The company said that an actuarial valuation of its main defined benefit scheme, carried out as of December 31 2000, “confirmed that the pension scheme remained in surplus at that date”.
“The group is therefore maintaining its contribution holiday,” it said in a statement. “At the end of 2002, under FRS17, the scheme's assets of 385.8 million pounds (573.1 million euros) exceeded the scheme's liabilities by 33.8 million pounds (50.2 million euros).”
FRS17 is a new accounting rule which takes a snapshot of a pension fund’s liabilities.
The DB scheme was close to new entrants on April 1 2002 and replaced with a defined contribution scheme.

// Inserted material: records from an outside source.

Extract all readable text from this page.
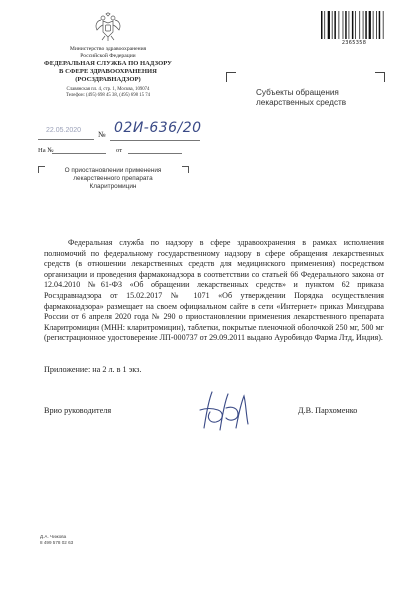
Министерство здравоохранения
Российской Федерации
ФЕДЕРАЛЬНАЯ СЛУЖБА ПО НАДЗОРУ
В СФЕРЕ ЗДРАВООХРАНЕНИЯ
(РОСЗДРАВНАДЗОР)
Славянская пл. 4, стр. 1, Москва, 109074
Телефон: (495) 698 45 38, (495) 698 15 74
2365358
Субъекты обращения
лекарственных средств
22.05.2020 № 02И-636/20
На №	от
О приостановлении применения
лекарственного препарата
Кларитромицин
Федеральная служба по надзору в сфере здравоохранения в рамках исполнения полномочий по федеральному государственному надзору в сфере обращения лекарственных средств (в отношении лекарственных средств для медицинского применения) посредством организации и проведения фармаконадзора в соответствии со статьей 66 Федерального закона от 12.04.2010 №61-ФЗ «Об обращении лекарственных средств» и пунктом 62 приказа Росздравнадзора от 15.02.2017 № 1071 «Об утверждении Порядка осуществления фармаконадзора» размещает на своем официальном сайте в сети «Интернет» приказ Минздрава России от 6 апреля 2020 года № 290 о приостановлении применения лекарственного препарата Кларитромицин (МНН: кларитромицин), таблетки, покрытые пленочной оболочкой 250 мг, 500 мг (регистрационное удостоверение ЛП-000737 от 29.09.2011 выдано Ауробиндо Фарма Лтд, Индия).
Приложение: на 2 л. в 1 экз.
Врио руководителя	Д.В. Пархоменко
Д.А. Чижова
8 499 578 02 63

The company, the UK’s largest ports operator, reported pre-tax profit for 2002 rose 6% to 138.1 million pounds on turnover of 401.9 million pounds.
Elsewhere though, it was news as usual in terms of corporate pension deficits. Security firm Chubb said it estimates that it will have to top its UK and overseas pension schemes by a total 18 million pounds in the 2003 financial year.
Merrill Lynch has said corporate pension fund deficits are dragging on the global economic recovery and ratings agency S&P has begun to downgrade stocks due to pension underfunding.